2.01.2012

どうか忘れないで

先々週の土曜日、新橋のとある裏道に迷い込んだ。そこには過剰とも思えるほど多くの蕎麦屋がならんでいた。平日は多くの会社員でにぎわっているに違いないが、その土曜日の昼過ぎはほそぼそと営業していた。

歩いていると、どの店も非常に似ていることに気づく。どこに入ってもメニューは大体同じ、価格もしかり。同じ券売機、同じ食品サンプルの入ったガラスケース、同じような茹で場担当の無口なじいさんと同じような雑務担当のおばちゃん数名。見分けるには店の名前をおぼえるしかないだろう。もっとも、全部同じなのだから店を見分ける必要がないといえば無い。まるでこの特別な新橋の片隅だけ、差別化、だとか、競争、のような経済的な原理から免除されているように思えた、それも、ごく当たり前のことのように。

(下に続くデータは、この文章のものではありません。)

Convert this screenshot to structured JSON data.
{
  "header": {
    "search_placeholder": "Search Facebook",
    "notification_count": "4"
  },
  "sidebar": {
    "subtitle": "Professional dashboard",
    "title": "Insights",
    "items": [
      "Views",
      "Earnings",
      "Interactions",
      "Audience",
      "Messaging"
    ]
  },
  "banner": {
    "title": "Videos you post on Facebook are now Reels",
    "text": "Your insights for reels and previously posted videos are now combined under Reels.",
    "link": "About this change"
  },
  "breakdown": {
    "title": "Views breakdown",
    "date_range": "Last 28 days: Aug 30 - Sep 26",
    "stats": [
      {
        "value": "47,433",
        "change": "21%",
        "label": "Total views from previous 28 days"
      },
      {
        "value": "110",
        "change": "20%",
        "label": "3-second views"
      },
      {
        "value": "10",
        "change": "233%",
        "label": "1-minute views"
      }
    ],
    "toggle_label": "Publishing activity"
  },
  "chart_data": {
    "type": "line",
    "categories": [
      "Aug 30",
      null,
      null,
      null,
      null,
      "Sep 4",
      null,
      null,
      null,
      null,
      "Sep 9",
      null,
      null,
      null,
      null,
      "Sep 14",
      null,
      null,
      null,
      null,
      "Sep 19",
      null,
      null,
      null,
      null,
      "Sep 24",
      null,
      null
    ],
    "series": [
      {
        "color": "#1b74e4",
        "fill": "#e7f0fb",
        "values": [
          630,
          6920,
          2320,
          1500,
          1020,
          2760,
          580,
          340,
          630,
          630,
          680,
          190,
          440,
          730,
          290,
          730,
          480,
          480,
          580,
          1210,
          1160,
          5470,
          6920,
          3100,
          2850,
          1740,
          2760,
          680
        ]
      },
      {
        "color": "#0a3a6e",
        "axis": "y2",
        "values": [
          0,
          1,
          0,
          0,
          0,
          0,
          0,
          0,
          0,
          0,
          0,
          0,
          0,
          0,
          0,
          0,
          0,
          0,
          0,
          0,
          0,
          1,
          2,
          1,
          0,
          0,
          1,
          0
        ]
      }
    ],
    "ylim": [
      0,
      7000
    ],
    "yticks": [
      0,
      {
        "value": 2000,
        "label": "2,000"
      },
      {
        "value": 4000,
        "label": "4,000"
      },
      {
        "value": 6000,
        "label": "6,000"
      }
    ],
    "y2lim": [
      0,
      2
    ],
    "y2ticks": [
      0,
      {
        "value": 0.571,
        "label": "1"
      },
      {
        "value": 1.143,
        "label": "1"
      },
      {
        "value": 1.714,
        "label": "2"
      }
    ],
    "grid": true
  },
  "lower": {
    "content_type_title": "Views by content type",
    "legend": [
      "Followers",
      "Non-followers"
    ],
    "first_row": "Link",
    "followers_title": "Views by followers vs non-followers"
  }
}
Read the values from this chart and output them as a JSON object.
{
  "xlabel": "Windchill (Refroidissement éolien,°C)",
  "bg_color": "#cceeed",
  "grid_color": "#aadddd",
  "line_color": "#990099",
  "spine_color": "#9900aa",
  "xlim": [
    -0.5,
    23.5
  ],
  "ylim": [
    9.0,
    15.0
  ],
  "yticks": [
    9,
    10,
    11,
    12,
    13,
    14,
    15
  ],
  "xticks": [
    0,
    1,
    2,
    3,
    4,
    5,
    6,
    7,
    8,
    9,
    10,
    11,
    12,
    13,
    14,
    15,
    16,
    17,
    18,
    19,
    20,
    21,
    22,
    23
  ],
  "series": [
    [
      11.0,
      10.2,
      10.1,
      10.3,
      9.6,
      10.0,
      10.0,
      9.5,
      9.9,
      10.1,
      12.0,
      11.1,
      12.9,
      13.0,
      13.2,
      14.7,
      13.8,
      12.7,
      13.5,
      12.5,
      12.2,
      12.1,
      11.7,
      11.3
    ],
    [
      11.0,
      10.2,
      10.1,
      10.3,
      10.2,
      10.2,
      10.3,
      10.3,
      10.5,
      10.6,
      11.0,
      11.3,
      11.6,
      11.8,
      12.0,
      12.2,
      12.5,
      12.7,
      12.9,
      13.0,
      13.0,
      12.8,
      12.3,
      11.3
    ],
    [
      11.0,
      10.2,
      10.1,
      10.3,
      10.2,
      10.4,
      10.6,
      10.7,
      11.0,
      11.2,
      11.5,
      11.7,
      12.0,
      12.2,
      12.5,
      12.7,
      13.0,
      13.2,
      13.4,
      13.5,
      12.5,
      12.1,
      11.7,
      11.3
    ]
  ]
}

私は店に入り、券売機で好物の「ミニかき揚げ丼セット」の食券を買った。ちなみに、私の場合は寒い季節でも、ざる蕎麦でないと蕎麦を食べた気がしない。三十秒待たないうち、セットが盆に出された。奥の立ち食いカウンターで陣取った。

一人の老人が店に入ってきた。多分、温かいわかめ蕎麦を注文したと思う。雑務のおばちゃんが世間話を持ちかける。今日も寒いですね、空いてるからどこでもゆっくりして食べれますよ、と嬉しそうに言う。どうやら常連のようだった。

先週の土曜日、たまたま近くにいたので、同じ裏道で蕎麦を食べることにした。同じようにミニかき揚げ丼セットを注文し、奥の立ち食いカウンターで食べた。老人が店に入ってきた。雑務のおばちゃんが世間話を持ちかける。今週は雪のようですね、今日は空いてるからどこでもゆっくりして食べていってくださいね、と嬉しそうに言う。

店の名前を覚えておけばよかった、とふと思った。